Ventilatory failure is frequently described in both acute and chronic-progressive neuromuscular disorders.16 In the latter, it usually appears late in the course of the disease, but occasional presentation with respiratory failure has been reported, including restrictive syndrome in mitochondrial disorders.17 Two pathophysiological mechanisms leading to respiratory failure in patients with mitochondrial disorders have been proposed: (i) abnormal respiratory drive caused by dysfunction in the central nervous system (brainstem) respiratory centers; (ii) weakness and/or fatigue of the inspiratory muscles.

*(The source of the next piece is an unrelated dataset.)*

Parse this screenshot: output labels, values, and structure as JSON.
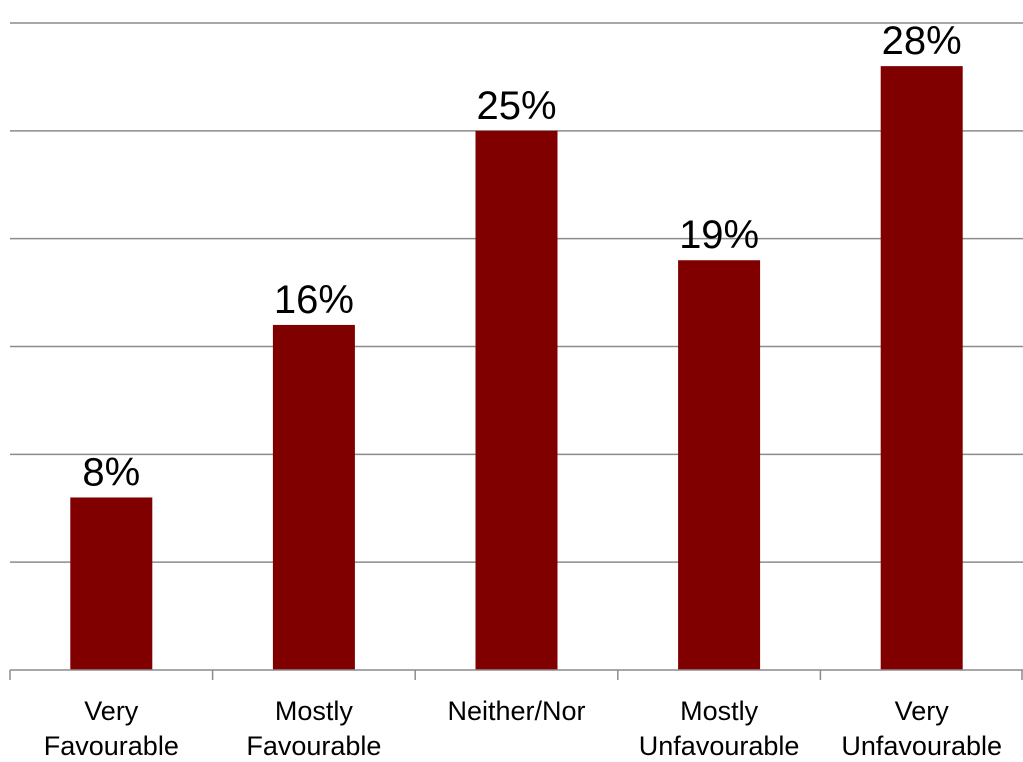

In our patient, the first mechanism is unlikely to be involved, because other clinical signs of brainstem dysfunction were absent. We therefore hypothesise an inspiratory muscle dysfunction due to both the fatigue from inappropriate energetic supply and from primary respiratory muscle weakness. Pulmonary function tests in our patient (single parameters not available) confirmed respiratory muscle weakness with evidence of a restrictive syndrome.

In conclusion, our data provide strong elements supporting the pathogenic role of the m.5709T>C mutation, and help define its threshold level. The new phenotype further increases the clinical spectrum of mitochondrial diseases caused by mutations in the tRNAAsn gene.